¿De dónde vienen los huevos de Pascua?
Un símbolo milenario del que se apropió el cristianismo.
Más de una vez cristianos y no creyentes se preguntaron por qué comemos huevos de chocolate el día de la resurrección de Cristo, lo cierto es que según investigaciones se trató de una tradición pagana adaptada a la religión.

Para los cristianos, el huevo se convierte en un símbolo de Cristo resucitado de la muerte y saliendo de la tumba haciendo rodar la piedra, que en su forma se asemeja precisamente a un huevo. Además, el huevo, aparentemente inerte e inanimado, guarda una nueva vida en su interior.
Este doble simbolismo, de la piedra del sepulcro de Jesús y de la vida escondida lista para abrirse, hace del huevo el símbolo de la Resurrección, la vida y la salvación representada por Cristo, esperanza para todo hombre. Por tanto, no es casualidad que el huevo haya sido adoptado por muchos artistas como protagonista de sus obras.
La cuestión es que el simbolismo del huevo está arraigado en muchas otras culturas. Aquí te dejamos algunas.
Para los egipcios
Las dos partes de la cáscara del huevo nacidas del pico del gran pato Knef, al desprenderse, habrían dado origen al cielo y a la tierra. Siempre según la religión egipcia, el simbolismo del huevo como emblema de la vida regresa en el mito del Fénix, que muere cíclicamente y luego renace de sus cenizas que dan origen a un huevo alimentado por el Sol y el Aire. Además, los egipcios colocaban el huevo en el centro de los cuatro elementos: tierra, aire, fuego y agua.
Para los griegos
El huevo representa la creación, encarnada por Cástor y Pólux, los hijos concebidos por Leda y Zeus, este último en forma de cisne, y nacido de un huevo. También para los griegos, Eros, dios del amor, nació de un huevo de plata puesto por la Noche y fecundado por el viento del Norte. Un mito aún más antiguo, que data de las poblaciones prehelénicas de Grecia, cuenta una versión similar, en la que la diosa Eurinome, fecundada por la serpiente Ofilo, puso el huevo universal en el torbellino del caos.
Para los Celtas
En un huevo llamado Glain está en el origen del cosmos. En el norte de Europa, la gente solía hacer rodar huevos desde lo alto de una colina en Beltane para imitar el movimiento del sol en el cielo.
Para los hindúes
Las dos partes de la cáscara del huevo cósmico, una de oro y otra de plata, daban origen al cielo y a la tierra. El mismo huevo era Brahma, una emanación o creación del universo material, encerrada en el corazón dorado del huevo del mundo y que en esta forma durmió durante mucho tiempo en la oscuridad, antes de explotar en una ardiente luz dorada, que dio origen a la vida, en una especie de Big Bang.

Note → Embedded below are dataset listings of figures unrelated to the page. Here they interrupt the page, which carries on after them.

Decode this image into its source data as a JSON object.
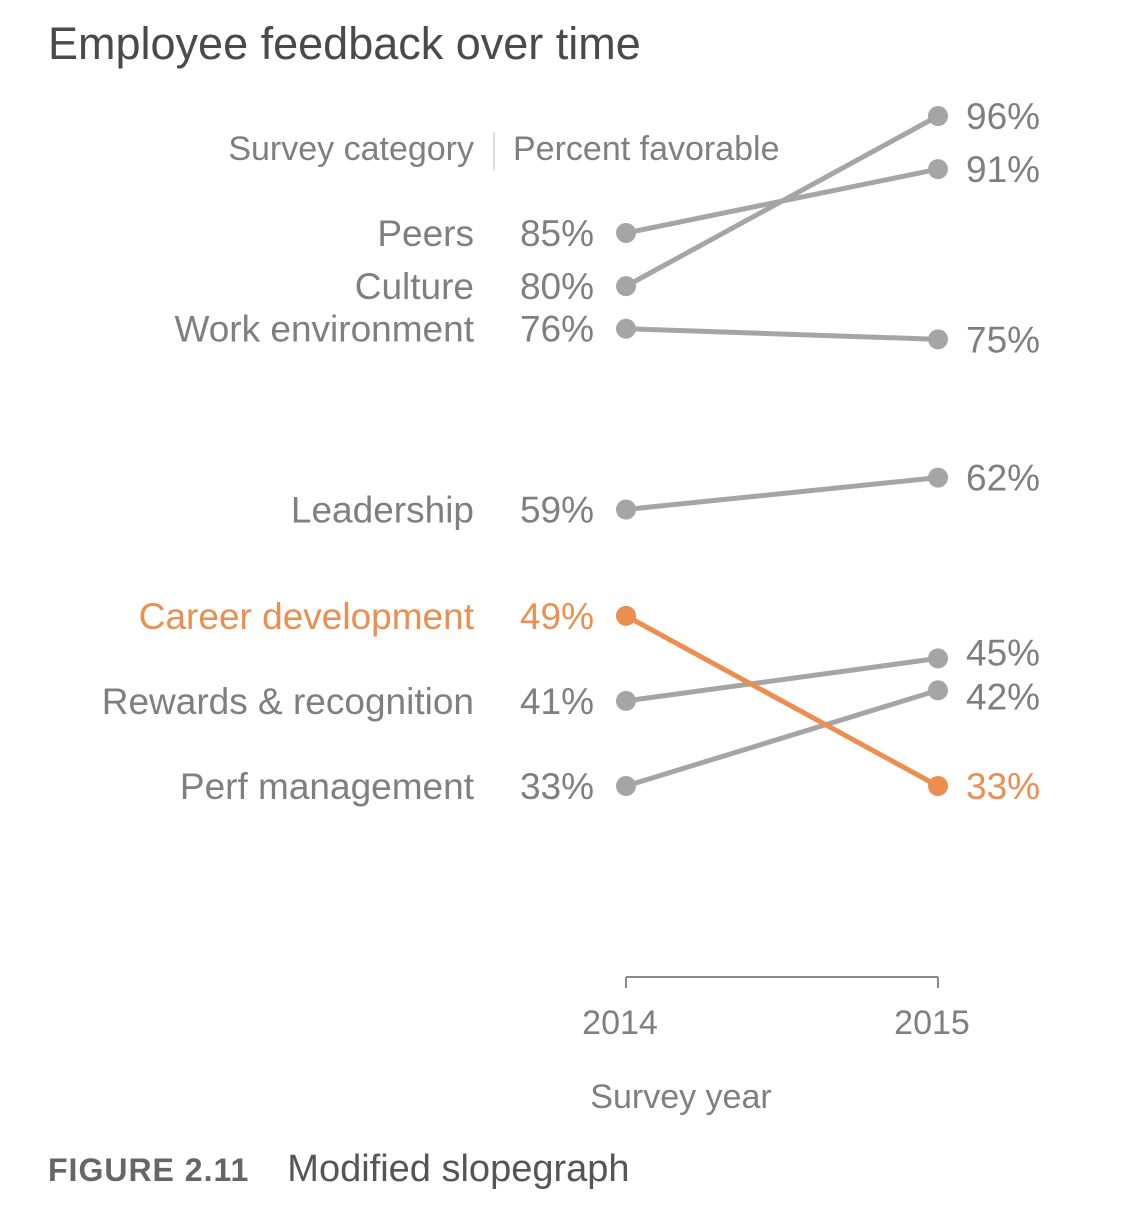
{
  "chart_data": {
    "type": "line",
    "title": "Employee feedback over time",
    "category_header": "Survey category",
    "value_header": "Percent favorable",
    "xlabel": "Survey year",
    "ylabel": "",
    "x": [
      "2014",
      "2015"
    ],
    "series": [
      {
        "name": "Peers",
        "values": [
          85,
          91
        ],
        "labels": [
          "85%",
          "91%"
        ],
        "highlight": false
      },
      {
        "name": "Culture",
        "values": [
          80,
          96
        ],
        "labels": [
          "80%",
          "96%"
        ],
        "highlight": false
      },
      {
        "name": "Work environment",
        "values": [
          76,
          75
        ],
        "labels": [
          "76%",
          "75%"
        ],
        "highlight": false
      },
      {
        "name": "Leadership",
        "values": [
          59,
          62
        ],
        "labels": [
          "59%",
          "62%"
        ],
        "highlight": false
      },
      {
        "name": "Career development",
        "values": [
          49,
          33
        ],
        "labels": [
          "49%",
          "33%"
        ],
        "highlight": true
      },
      {
        "name": "Rewards & recognition",
        "values": [
          41,
          45
        ],
        "labels": [
          "41%",
          "45%"
        ],
        "highlight": false
      },
      {
        "name": "Perf management",
        "values": [
          33,
          42
        ],
        "labels": [
          "33%",
          "42%"
        ],
        "highlight": false
      }
    ],
    "ylim": [
      33,
      96
    ],
    "grid": false,
    "legend": "none",
    "colors": {
      "default": "#a5a5a5",
      "highlight": "#ec8e4f",
      "text": "#7f7f7f",
      "axis": "#8a8a8a"
    }
  },
  "caption": {
    "figure_number": "FIGURE 2.11",
    "text": "Modified slopegraph"
  }
}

El huevo como origen del mundo, por tanto, y símbolo de la vida eterna, que se renueva cíclicamente, que se regenera con el tiempo y las estaciones. Los griegos, chinos, egipcios y persas intercambiaban huevos, a veces decorados y coloreados, como obsequios para los festivales de primavera, como el equinoccio de primavera, para saludar auspiciosamente el inicio de la nueva temporada.
Huevos de chocolate
El primer huevo de chocolate vacío que contenía una sorpresa fue fabricado por la empresa inglesa Cadbury en 1875. Anteriormente, los huevos de chocolate enteros se fabricaban en Francia y Alemania. Los primeros se construyeron en tiempos del rey Luis XIV, el Rey Sol. Fue el químico y chocolatero holandés Coenraad Johannes van Houten quien descubrió, a principios del siglo XIX, cómo tratar los granos de cacao con sales alcalinas para hacerlos más dulces y fáciles de disolver en agua, y cómo extraer la manteca de cacao.

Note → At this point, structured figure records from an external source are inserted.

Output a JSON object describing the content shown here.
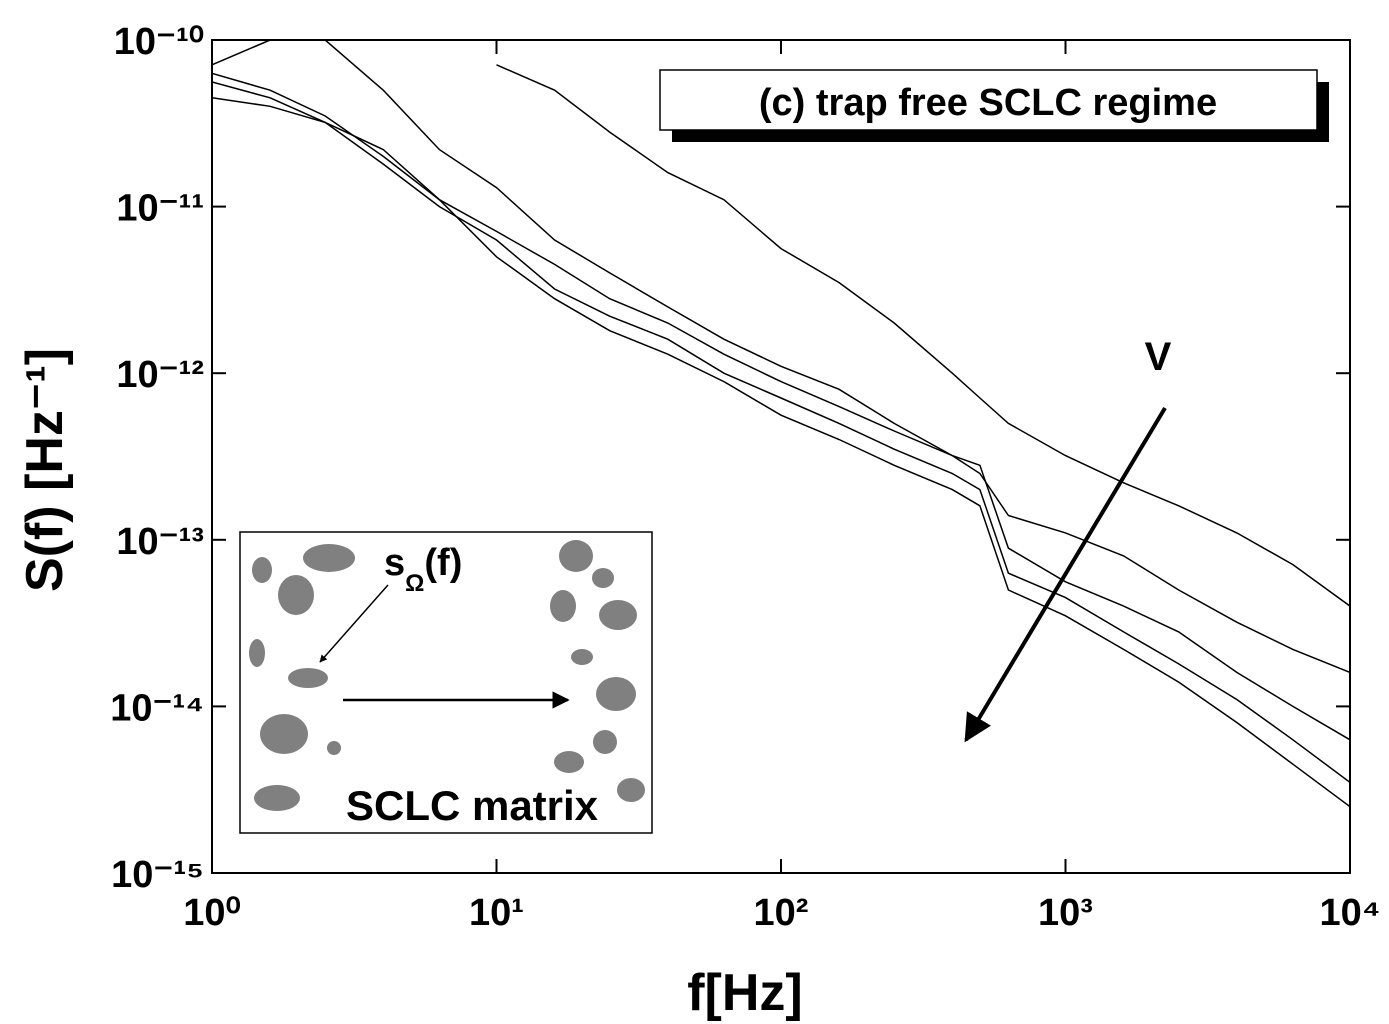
{
  "chart_data": {
    "type": "line",
    "xlabel": "f[Hz]",
    "ylabel": "S(f) [Hz⁻¹]",
    "xscale": "log",
    "yscale": "log",
    "xlim": [
      1,
      10000
    ],
    "ylim": [
      1e-15,
      1e-10
    ],
    "xticks": [
      {
        "value": 1,
        "label": "10⁰"
      },
      {
        "value": 10,
        "label": "10¹"
      },
      {
        "value": 100,
        "label": "10²"
      },
      {
        "value": 1000,
        "label": "10³"
      },
      {
        "value": 10000,
        "label": "10⁴"
      }
    ],
    "yticks": [
      {
        "value": 1e-15,
        "label": "10⁻¹⁵"
      },
      {
        "value": 1e-14,
        "label": "10⁻¹⁴"
      },
      {
        "value": 1e-13,
        "label": "10⁻¹³"
      },
      {
        "value": 1e-12,
        "label": "10⁻¹²"
      },
      {
        "value": 1e-11,
        "label": "10⁻¹¹"
      },
      {
        "value": 1e-10,
        "label": "10⁻¹⁰"
      }
    ],
    "x": [
      1,
      1.6,
      2.5,
      4,
      6.3,
      10,
      16,
      25,
      40,
      63,
      100,
      160,
      250,
      400,
      500,
      630,
      1000,
      1600,
      2500,
      4000,
      6300,
      10000
    ],
    "series": [
      {
        "color": "#000000",
        "values": [
          null,
          null,
          null,
          null,
          null,
          7.1e-11,
          5e-11,
          2.8e-11,
          1.6e-11,
          1.1e-11,
          5.6e-12,
          3.5e-12,
          2e-12,
          1e-12,
          7.1e-13,
          5e-13,
          3.2e-13,
          2.2e-13,
          1.6e-13,
          1.1e-13,
          7.1e-14,
          4e-14
        ]
      },
      {
        "color": "#000000",
        "values": [
          7.1e-11,
          1e-10,
          1e-10,
          5e-11,
          2.2e-11,
          1.3e-11,
          6.3e-12,
          4e-12,
          2.5e-12,
          1.6e-12,
          1.1e-12,
          8e-13,
          5e-13,
          3.2e-13,
          2.5e-13,
          1.4e-13,
          1.1e-13,
          8e-14,
          5e-14,
          3.2e-14,
          2.2e-14,
          1.6e-14
        ]
      },
      {
        "color": "#000000",
        "values": [
          6.3e-11,
          5e-11,
          3.5e-11,
          2e-11,
          1.1e-11,
          7.1e-12,
          4.5e-12,
          2.8e-12,
          2e-12,
          1.3e-12,
          8.9e-13,
          6.3e-13,
          4.5e-13,
          3.2e-13,
          2.8e-13,
          8.9e-14,
          5.6e-14,
          4e-14,
          2.8e-14,
          1.6e-14,
          1e-14,
          6.3e-15
        ]
      },
      {
        "color": "#000000",
        "values": [
          5.6e-11,
          4.5e-11,
          3.2e-11,
          1.8e-11,
          1e-11,
          6.3e-12,
          3.2e-12,
          2.2e-12,
          1.6e-12,
          1e-12,
          7.1e-13,
          5e-13,
          3.5e-13,
          2.5e-13,
          2e-13,
          6.3e-14,
          4.5e-14,
          2.8e-14,
          1.8e-14,
          1.1e-14,
          6.3e-15,
          3.5e-15
        ]
      },
      {
        "color": "#000000",
        "values": [
          4.5e-11,
          4e-11,
          3.2e-11,
          2.2e-11,
          1.1e-11,
          5e-12,
          2.8e-12,
          1.8e-12,
          1.3e-12,
          8.9e-13,
          5.6e-13,
          4e-13,
          2.8e-13,
          2e-13,
          1.6e-13,
          5e-14,
          3.5e-14,
          2.2e-14,
          1.4e-14,
          8e-15,
          4.5e-15,
          2.5e-15
        ]
      }
    ],
    "annotation": "(c) trap free SCLC regime",
    "arrow_label": "V",
    "inset": {
      "label": "s",
      "label_subscript": "Ω",
      "label_suffix": "(f)",
      "caption": "SCLC matrix"
    }
  }
}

Posteriormente, otros descubrimientos llevaron a la extracción de chocolate puro en polvo, que se moldeaba y utilizaba fácilmente en moldes. En 1819, François Louis Cailler instaló la primera fábrica suiza donde se transformaba el chocolate en una pasta que podía manipularse mediante una máquina especial. Otras fuentes dicen que ya en el siglo XVIII existían en Turín prototipos para fabricar huevos de chocolate vacíos que contenían pequeñas sorpresas.